Main reference: LargeTripleStores - W3C Wiki
These numbers seem to be a good direction on the benchmarks that we should make - Despite being relatively old values (Some are over a decade old), they are still values that seem to be the goal of the GraphDBs market. The list starts with GraphDBs that are capable of handling easily between 70M triples, 100M, 200M, 500M, 1.7B, 7B up to 1 + Trillion triples.
Apparently Dgraph would be able to handle easily billions of triples. In terms of writing it is similar to Jena TDB (Dgraph in normal mode) and Blazegraph which writes 241k triples per second up to the Stardog (50B) 500k triples/sec - compared to Dgraph ludicrous mode.
Of course, I am assuming these values in relation to Dgraph, based on what I have already had experience with my own setup. It would be good to do tests similar to those on the list, with the same processing and RAM capabilities they had used. And hit the hammer.

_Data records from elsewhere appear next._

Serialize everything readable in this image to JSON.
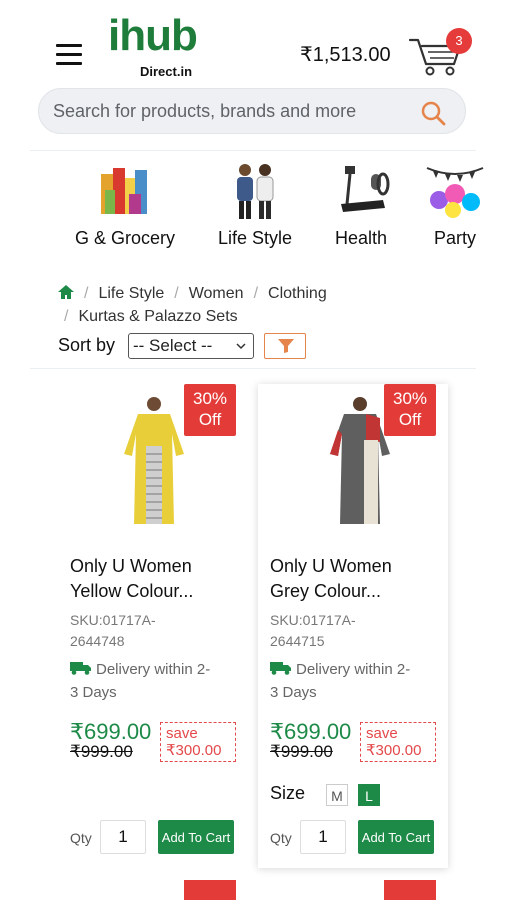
{
  "header": {
    "logo_main": "ihub",
    "logo_sub": "Direct.in",
    "cart_total": "₹1,513.00",
    "cart_count": "3"
  },
  "search": {
    "placeholder": "Search for products, brands and more"
  },
  "categories": [
    {
      "label": "G & Grocery",
      "icon": "grocery-icon"
    },
    {
      "label": "Life Style",
      "icon": "lifestyle-icon"
    },
    {
      "label": "Health",
      "icon": "treadmill-icon"
    },
    {
      "label": "Party",
      "icon": "party-icon"
    }
  ],
  "breadcrumb": {
    "items": [
      "Life Style",
      "Women",
      "Clothing",
      "Kurtas & Palazzo Sets"
    ]
  },
  "sort": {
    "label": "Sort by",
    "selected": "-- Select --"
  },
  "products": [
    {
      "discount_line1": "30%",
      "discount_line2": "Off",
      "name_line1": "Only U Women",
      "name_line2": "Yellow Colour...",
      "sku_line1": "SKU:01717A-",
      "sku_line2": "2644748",
      "delivery_line1": "Delivery within 2-",
      "delivery_line2": "3 Days",
      "price": "₹699.00",
      "mrp": "₹999.00",
      "save_label": "save",
      "save_amount": "₹300.00",
      "qty_label": "Qty",
      "qty": "1",
      "add_label": "Add To Cart"
    },
    {
      "discount_line1": "30%",
      "discount_line2": "Off",
      "name_line1": "Only U Women",
      "name_line2": "Grey Colour...",
      "sku_line1": "SKU:01717A-",
      "sku_line2": "2644715",
      "delivery_line1": "Delivery within 2-",
      "delivery_line2": "3 Days",
      "price": "₹699.00",
      "mrp": "₹999.00",
      "save_label": "save",
      "save_amount": "₹300.00",
      "size_label": "Size",
      "sizes": [
        "M",
        "L"
      ],
      "selected_size": "L",
      "qty_label": "Qty",
      "qty": "1",
      "add_label": "Add To Cart"
    }
  ],
  "colors": {
    "brand_green": "#1e8a48",
    "discount_red": "#e33b38",
    "filter_orange": "#e5854b"
  }
}
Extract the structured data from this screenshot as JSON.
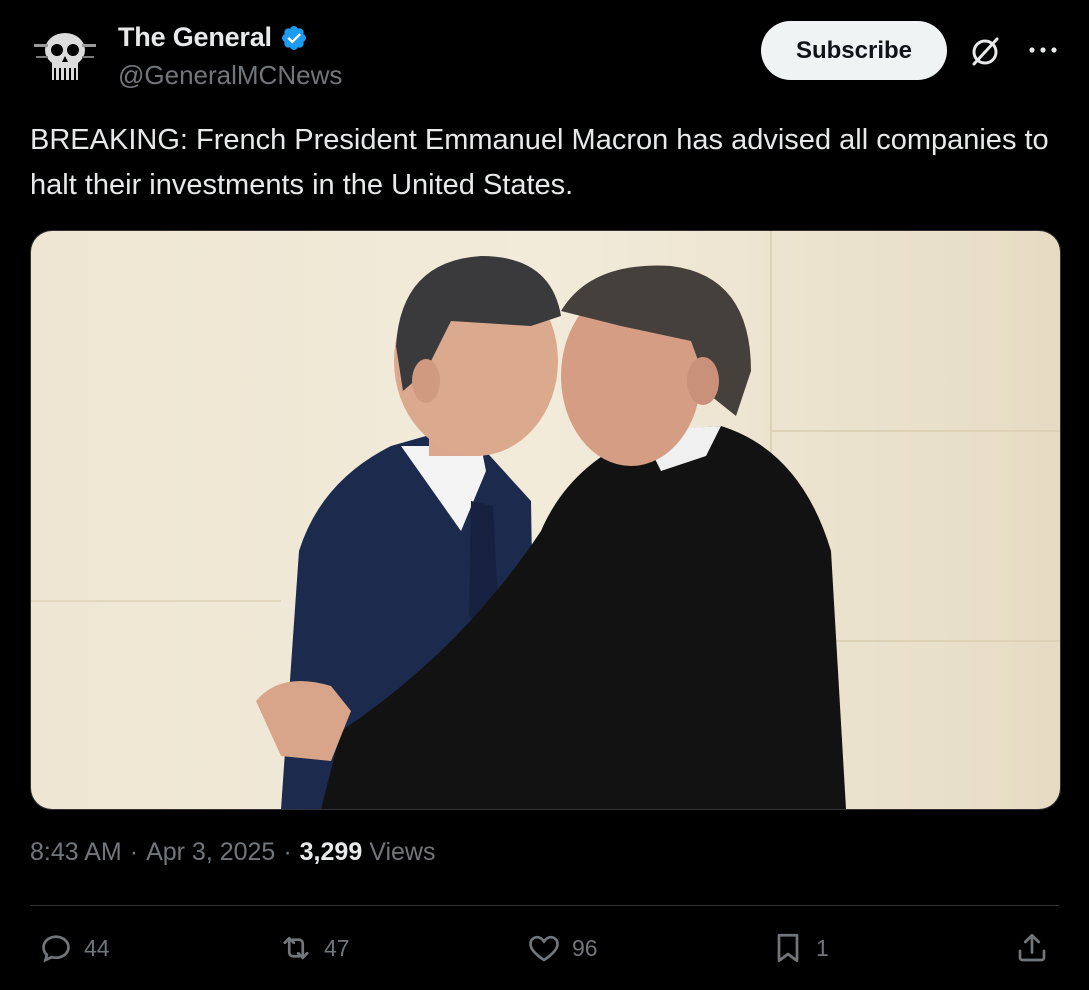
{
  "author": {
    "display_name": "The General",
    "handle": "@GeneralMCNews",
    "verified": true,
    "avatar_icon": "skull-avatar-icon"
  },
  "header": {
    "subscribe_label": "Subscribe",
    "grok_icon": "grok-icon",
    "more_icon": "more-icon"
  },
  "tweet": {
    "text": "BREAKING: French President Emmanuel Macron has advised all companies to halt their investments in the United States."
  },
  "media": {
    "description_icon": "photo"
  },
  "meta": {
    "time": "8:43 AM",
    "date": "Apr 3, 2025",
    "views_count": "3,299",
    "views_label": "Views"
  },
  "actions": {
    "replies": "44",
    "reposts": "47",
    "likes": "96",
    "bookmarks": "1"
  },
  "colors": {
    "background": "#000000",
    "text": "#e7e9ea",
    "secondary": "#71767b",
    "verified": "#1d9bf0",
    "divider": "#2f3336",
    "button_bg": "#eff3f4"
  }
}
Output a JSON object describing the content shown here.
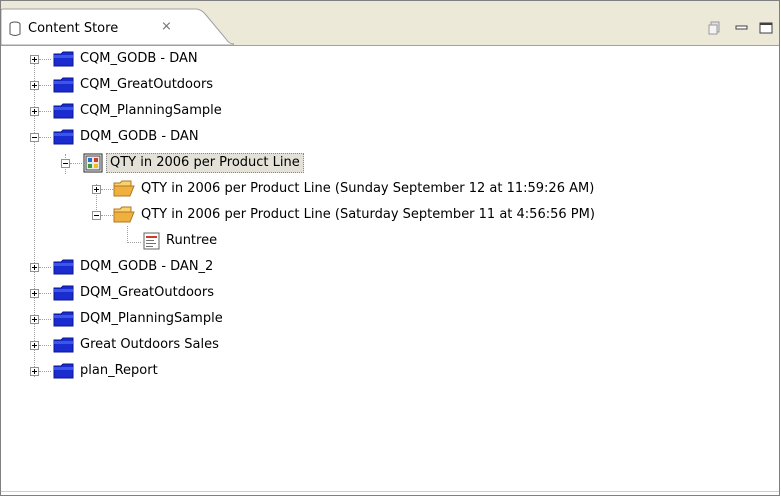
{
  "view": {
    "tab_title": "Content Store",
    "tab_icon": "cylinder-icon",
    "close_glyph": "⨯",
    "toolbar_icons": [
      "restore-icon",
      "minimize-icon",
      "maximize-icon"
    ]
  },
  "tree": {
    "items": [
      {
        "label": "CQM_GODB - DAN",
        "icon": "folder-icon",
        "expanded": false,
        "level": 0
      },
      {
        "label": "CQM_GreatOutdoors",
        "icon": "folder-icon",
        "expanded": false,
        "level": 0
      },
      {
        "label": "CQM_PlanningSample",
        "icon": "folder-icon",
        "expanded": false,
        "level": 0
      },
      {
        "label": "DQM_GODB - DAN",
        "icon": "folder-icon",
        "expanded": true,
        "level": 0
      },
      {
        "label": "QTY in 2006 per Product Line",
        "icon": "report-icon",
        "expanded": true,
        "level": 1,
        "selected": true
      },
      {
        "label": "QTY in 2006 per Product Line (Sunday September 12 at 11:59:26 AM)",
        "icon": "open-folder-icon",
        "expanded": false,
        "level": 2
      },
      {
        "label": "QTY in 2006 per Product Line (Saturday September 11 at 4:56:56 PM)",
        "icon": "open-folder-icon",
        "expanded": true,
        "level": 2
      },
      {
        "label": "Runtree",
        "icon": "runtree-icon",
        "level": 3
      },
      {
        "label": "DQM_GODB - DAN_2",
        "icon": "folder-icon",
        "expanded": false,
        "level": 0
      },
      {
        "label": "DQM_GreatOutdoors",
        "icon": "folder-icon",
        "expanded": false,
        "level": 0
      },
      {
        "label": "DQM_PlanningSample",
        "icon": "folder-icon",
        "expanded": false,
        "level": 0
      },
      {
        "label": "Great Outdoors Sales",
        "icon": "folder-icon",
        "expanded": false,
        "level": 0
      },
      {
        "label": "plan_Report",
        "icon": "folder-icon",
        "expanded": false,
        "level": 0
      }
    ]
  },
  "colors": {
    "folder_blue": "#1a2bd0",
    "folder_open_orange": "#f0b040",
    "selection_bg": "#e4e2d8",
    "tab_bg": "#ece9d8"
  }
}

I got 400k RDF/s in ludicrous mode using Ryzen 7 Ryzen 7 2700X. We can go even beyond.
Virtually every test on the list uses server processors capable of performing many tasks at the same time and supporting terabytes of RAM. This is not possible in a common Setup. I saw 256G of RAM, 1TB RAM up to 2TB RAM. That’s a LOT of RAM.
In our blog, we claim that we had close to 1M edges/sec (818k edges/sec). Which is insane! Maybe we are even higher than this today. In that test, we had used 488GB RAM and 64 cores.
AllegroGraph Claims to be able to perform 829k triples per second. Which is very similar to ours. With way less resources. They used 2 Terabytes of RAM.
Dream Benchmark
It would be nice to get a chance to test on something like this (it is new, but look at these numbers).
688* Billion/Edges per sec! Imagine Dgraph running in something like this!
This would load any Dgraph’s dataset in milliseconds. Or Terabytes of triples in a few minutes.
Good old article to read.
On June 7, 2011, - AllegroGraph had announced that they were the first Triple technology to reach the billion triple load in less than a week.
Reference: AllegroGraph and Intel's E7-8870 Xeon Processor
Interesting comment on the article: -Dr. Aasman said, “Some people have asked, “Why not do this on a distributed cloud system with Hadoop?” The quick answer: NoSQL databases like Hadoop and Cassandra fail on joins.
“The 310 billion triple result that Franz is announcing today was achieved in only two weeks of access (actual loading time of just over 78 hours) to an 8-socket Intel Xeon E7-8870 processor-based server system configured with 2 terabytes of physical memory and 22 terabytes of physical disk.”
But, basically, 9 years ago they needed a powerful setup to run this.
Processor: Intel Xeon E7-8870
RAM: 2 terabytes
HDD: 22 terabytes
Maths
310 billion triple / 78 hours = 3.974.358.974,35 RDF/hour (3Bi triples per hour)
Per minute = 66.239.316,23 RDF/min
Per second = 1.103.988,60 RDF/s
They also have announced a trillion load see at LargeTripleStores - W3C Wiki
Total load was 1,009,690,381,946 triples in just over 338 hours for an average rate of 829,556 triples per second.